L'analyse du comportement des citoyens montre que, au moment du vote, les indécis se sont largement ralliés aux courants majoritaires de leur région: ce phénomène a ainsi renforcé l'acceptation en Suisse romande alors que, de l'autre côté de la Sarine, les indécis se sont plutôt rangés du côté du non. Le même phénomène s'est répété pour les abstentionnistes habituels qui s'étaient rendus aux urnes à cette occasion. Outre le clivage linguistique manifeste, il a également pu être mis en évidence que les citadins, les personnes de niveau de formation supérieur et celles se situant politiquement à gauche ont été largement favorables à l'EEE. La plupart des grandes villes alémaniques, telles Bâle, Zurich, Berne, Lucerne et Winterthour, ainsi qu'une partie de leur banlieue, se sont prononcées en faveur du traité. L'analyse par communes confirme cette tendance générale et révèle que le non a été beaucoup plus important dans les régions économiquement pauvres, les zones périphériques et les communes traditionnellement «conservatrices» que dans les régions riches ainsi que dans les villes et les communes «progressistes». Ces conclusions s'appliquent tout particulièrement aux communes alémaniques alors qu'elles doivent être relativisées pour la Suisse romande, où l'acceptation de I'EEE a été plus forte.

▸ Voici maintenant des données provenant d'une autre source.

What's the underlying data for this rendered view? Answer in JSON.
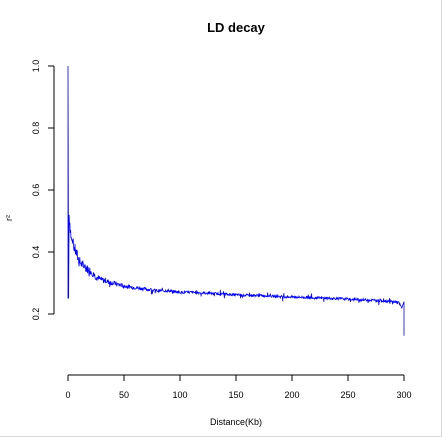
{
  "chart_data": {
    "type": "line",
    "title": "LD decay",
    "xlabel": "Distance(Kb)",
    "ylabel": "r²",
    "xlim": [
      0,
      300
    ],
    "ylim": [
      0.2,
      1.0
    ],
    "xticks": [
      "0",
      "50",
      "100",
      "150",
      "200",
      "250",
      "300"
    ],
    "yticks": [
      "0.2",
      "0.4",
      "0.6",
      "0.8",
      "1.0"
    ],
    "series_color": "#0000ff",
    "grid": false,
    "legend": "none",
    "series": [
      {
        "x": [
          0,
          0,
          0.5,
          1,
          2,
          3,
          5,
          8,
          10,
          15,
          20,
          25,
          30,
          40,
          50,
          60,
          70,
          80,
          90,
          100,
          110,
          120,
          130,
          140,
          150,
          160,
          170,
          180,
          190,
          200,
          210,
          220,
          230,
          240,
          250,
          260,
          270,
          280,
          290,
          295,
          298,
          300,
          300
        ],
        "y": [
          0.25,
          1.0,
          0.25,
          0.52,
          0.48,
          0.44,
          0.42,
          0.39,
          0.37,
          0.35,
          0.34,
          0.32,
          0.31,
          0.3,
          0.29,
          0.285,
          0.28,
          0.275,
          0.275,
          0.27,
          0.27,
          0.268,
          0.266,
          0.264,
          0.262,
          0.26,
          0.26,
          0.258,
          0.256,
          0.255,
          0.254,
          0.252,
          0.251,
          0.25,
          0.248,
          0.246,
          0.245,
          0.243,
          0.24,
          0.238,
          0.22,
          0.24,
          0.13
        ]
      }
    ]
  }
}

Les principales motivations avancées par les partisans s'articulent autour de deux thèmes principaux: d'une part, des motifs d'ordre culturel comme le refus de l'isolement et la volonté d'ouverture vers l'Europe; d'autre part, des arguments économiques, basés sur les avantages que procurerait l'accès au grand marché européen. Ces deux types de motivations étaient également présents chez les adversaires de l'EEE, mais en sens inverse: d'un côté, un réflexe identitaire, alimenté par la crainte de voir s'effondrer une certaine conception de la Suisse, qui s'est manifestée par le refus de toute perte de souveraineté et de l'immigration de travailleurs étrangers; d'un autre côté, la peur du chômage et de la baisse des salaires. Enfin, une troisième catégorie d'opposants a invoqué les lacunes d'information et le manque de clarté du Conseil fédéral. La victoire des adversaires, en Suisse alémanique, a résidé dans leur capacité à énoncer des arguments qui «cadraient» avec certaines croyances et valeurs de la population.

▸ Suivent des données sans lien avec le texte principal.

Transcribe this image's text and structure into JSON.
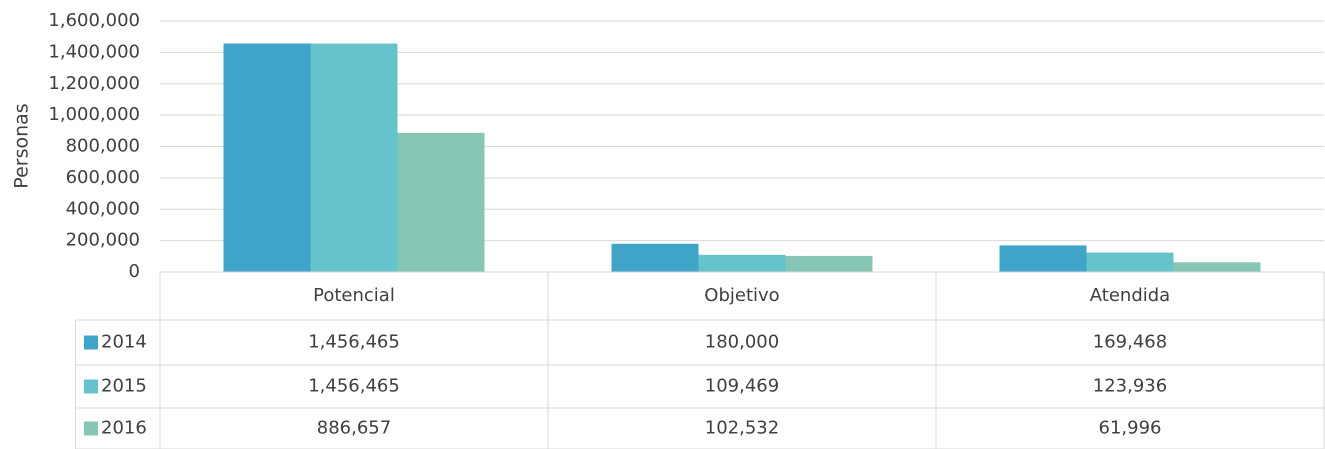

Le revirement récent des autorités fédérales qui, jusqu'à ces dernières années exprimaient une certaine indifférence, voire de la méfiance à l'égard de la CE, peut expliquer un certain désarrói et finalement l'opposition d'un grand nombre de citoyens. Il n'a pas été possible d'évaluer l'impact de la décision du Conseil fédéral de déposer une demande d'adhésion à la CE; on peut cependant signaler qu'une forte majorité des personnes sondées se seraient opposées à une adhésion et qu'un peu plus d'un tiers des personnes ayant approuvé I'EEE auraient refusé d'adhérer à la CE.